Teresa May needs more than half of the 318 MPs to back her to remain in office.

Labour's Barry Gardiner says there should be a general election instead of a confidence vote:

"I'm not interested quite honestly in a change simply in Prime Minister," he said.

I think what we need is a change of Government to address the real problems that there are in our society

Here is Theresa May's speech, delivered outside Number 10, in full:

"Sir Graham Brady has confirmed that he has received 48 letters from Conservative MPs so there will now be a vote of confidence in my leadership of the Conservative Party.

"I will contest that vote with everything I've got.

"I have been a member of the Conservative Party for over 40 years. I've served it as an activist, councillor, MP, shadow minister, home secretary and now as Prime Minister.

"I stood to be leader because I believe in the Conservative vision for a better future; a thriving economy with nowhere and nobody left behind; a stronger society where everyone can make the most of their talents - always serving the national interest.

"And at this crucial moment in our history, that means securing a Brexit deal that delivers on the result of the EU referendum, taking back control of our borders, laws and money, but protecting jobs, our security and our precious union as we do so.
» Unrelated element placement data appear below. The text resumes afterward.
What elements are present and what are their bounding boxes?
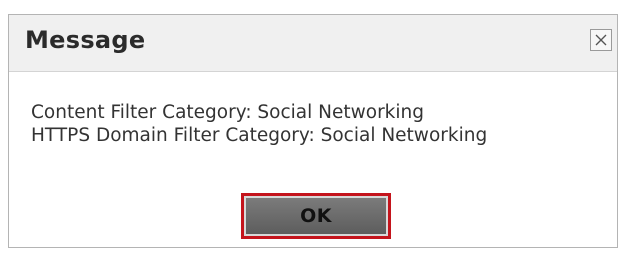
close-icon [594,33,608,47]
ok-button-face: OK [246,198,386,234]
close-button[interactable] [590,29,612,51]
dialog-title-bar: Message [9,15,617,72]
message-line-content-filter: Content Filter Category: Social Networki… [31,102,425,123]
message-text: Content Filter Category: Social Networki… [31,101,607,147]
ok-button-label: OK [300,205,332,227]
dialog-title: Message [25,26,146,54]
ok-button[interactable]: OK [241,193,391,239]
message-dialog: Message Content Filter Category: Social … [8,14,618,248]
message-line-https-domain-filter: HTTPS Domain Filter Category: Social Net… [31,125,488,146]
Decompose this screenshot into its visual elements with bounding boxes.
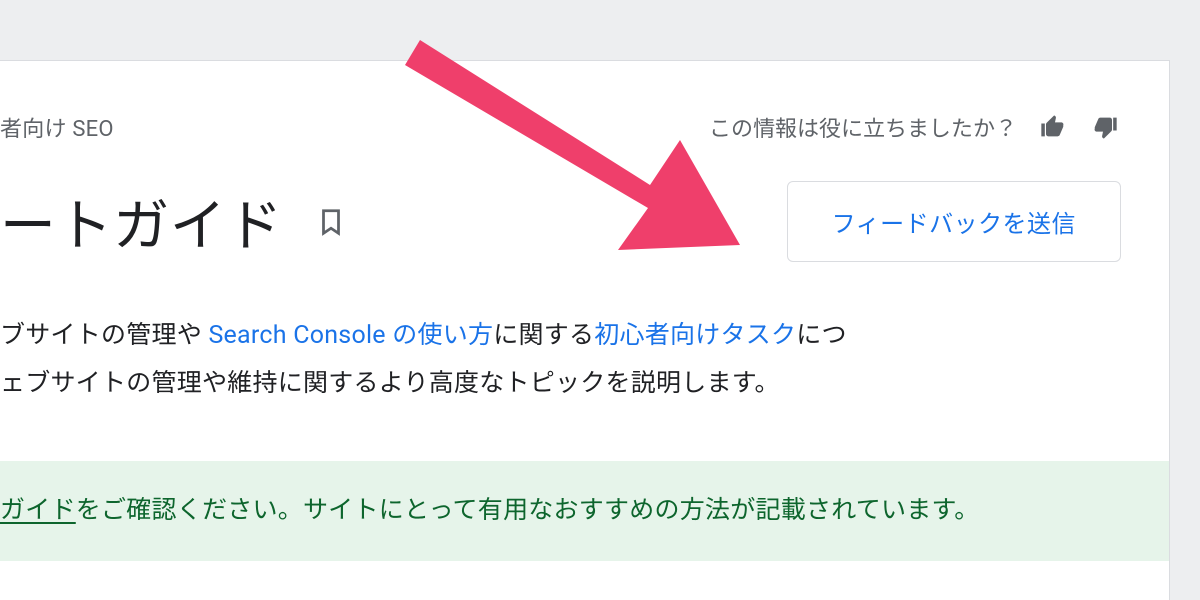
body-text: ブサイトの管理や — [0, 321, 208, 350]
tip-banner: ガイドをご確認ください。サイトにとって有用なおすすめの方法が記載されています。 — [0, 461, 1169, 561]
helpful-text: この情報は役に立ちましたか？ — [709, 111, 1017, 143]
thumbs-down-icon[interactable] — [1089, 111, 1121, 143]
search-console-link[interactable]: Search Console の使い方 — [208, 321, 493, 350]
body-text: に関する — [493, 321, 594, 350]
content-card: 者向け SEO この情報は役に立ちましたか？ ートガイド フィードバックを送信 … — [0, 60, 1170, 600]
breadcrumb[interactable]: 者向け SEO — [0, 111, 114, 143]
send-feedback-button[interactable]: フィードバックを送信 — [787, 181, 1121, 262]
page-title: ートガイド — [0, 181, 283, 262]
helpful-prompt: この情報は役に立ちましたか？ — [709, 111, 1121, 143]
thumbs-up-icon[interactable] — [1037, 111, 1069, 143]
tip-text: をご確認ください。サイトにとって有用なおすすめの方法が記載されています。 — [76, 496, 980, 525]
tip-guide-link[interactable]: ガイド — [0, 496, 76, 525]
body-text: ェブサイトの管理や維持に関するより高度なトピックを説明します。 — [0, 369, 780, 398]
beginner-tasks-link[interactable]: 初心者向けタスク — [594, 321, 796, 350]
bookmark-icon[interactable] — [311, 202, 351, 242]
body-text: につ — [796, 321, 847, 350]
article-body: ブサイトの管理や Search Console の使い方に関する初心者向けタスク… — [0, 312, 1121, 407]
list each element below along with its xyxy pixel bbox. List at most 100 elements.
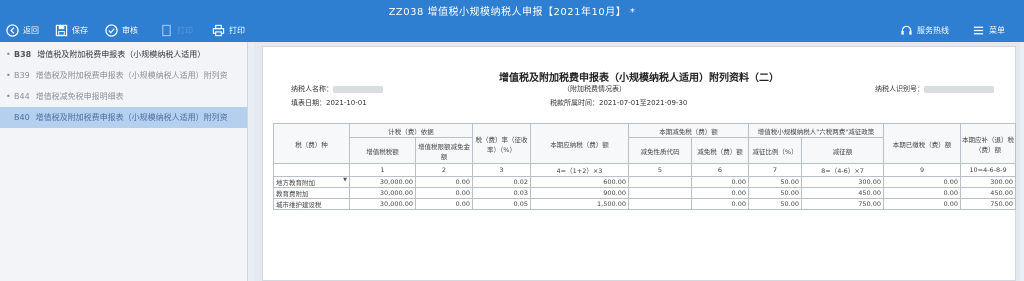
- review-button[interactable]: 审核: [105, 22, 138, 38]
- paid-cell[interactable]: 0.00: [883, 198, 962, 210]
- index-cell: 8=（4-6）×7: [800, 163, 885, 177]
- sidebar-item-b40[interactable]: B40 增值税及附加税费申报表（小规模纳税人适用）附列资: [0, 107, 247, 128]
- disabled-label: 打印: [177, 25, 193, 35]
- save-button[interactable]: 保存: [55, 22, 88, 38]
- hotline-label: 服务热线: [917, 25, 949, 35]
- payable-cell: 600.00: [530, 176, 629, 188]
- window-title: ZZ038 增值税小规模纳税人申报【2021年10月】 *: [388, 7, 636, 18]
- paid-cell[interactable]: 0.00: [883, 176, 962, 188]
- main-panel: 增值税及附加税费申报表（小规模纳税人适用）附列资料（二） 纳税人名称： （附加税…: [254, 42, 1020, 281]
- paid-cell[interactable]: 0.00: [883, 187, 962, 199]
- relief-code-cell[interactable]: [628, 198, 692, 210]
- cut-amount-cell: 300.00: [800, 176, 885, 188]
- header-exempt: 增值税限额减免金额: [415, 137, 473, 164]
- sidebar-item-code: B39: [14, 71, 30, 80]
- table-index-row: 1 2 3 4=（1+2）×3 5 6 7 8=（4-6）×7 9 10=4-6…: [273, 163, 1017, 177]
- header-relief-code: 减免性质代码: [628, 137, 692, 164]
- sidebar-item-label: 增值税及附加税费申报表（小规模纳税人适用）附列资: [35, 113, 228, 122]
- table-row: 城市维护建设税 30,000.00 0.00 0.05 1,500.00 0.0…: [273, 198, 1017, 210]
- header-vat: 增值税税额: [349, 137, 416, 164]
- tax-type-value: 城市维护建设税: [273, 198, 350, 210]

"Through good times and bad over the last two years, my passionate belief that such a deal is attainable, that a bright future lies ahead for our country, has not wavered and it is now within our grasp.

"I spent yesterday meeting (German) Chancellor (Angela) Merkel, (Dutch) Prime Minister (Mark) Rutte, (European) President (Donald) Tusk and (European Commission) President (Jean-Claude) Juncker to address the concerns that MPs have with the backstop, and we are making progress.

"I was due to travel to Dublin this afternoon to continue that work, but will now remain here in London to make the case for my leadership with my parliamentary colleagues.

"A change of leadership in the Conservative Party now will put our country's future at risk and create uncertainty when we can least afford it.

"A new leader wouldn't be in place by the 21st of January legal deadline, so a leadership election risks handing control of the Brexit negotiations to Opposition MPs in Parliament.

"The new leader wouldn't have time to renegotiate a Withdrawal Agreement and get the legislation through Parliament by the 29th of March, so one of their first acts would have to be extending or rescinding Article 50, delaying or even stopping Brexit, when people want us to get on with it.

"And a leadership election would not change the fundamentals of the negotiation or the parliamentary arithmetic.

"Weeks spent tearing ourselves apart will only create more division, just as we should be standing together to serve our country. None of that would be in the national interest.

"The only people whose interests would be served are Jeremy Corbyn and John McDonnell.

"The British people want us to get on with it and they want us to focus on the other vital issues that matter to them too - building a stronger economy, delivering first class public services and the homes that families need. These are the public's priorities, and they must be the Conservative Party's priorities too.

"We must and we shall deliver on the referendum vote and seize the opportunities that lie ahead, but the Conservatives must not be a single issue party. We are a party of the whole nation - moderate, pragmatic, mainstream; committed to reuniting our country and building a country that works for everyone; the agenda I set out in my first speech outside this front door; delivering the Brexit people voted for; building a country that works for everyone.

"I have devoted myself unsparingly to these tasks ever since I became Prime Minister and I stand ready to finish the job."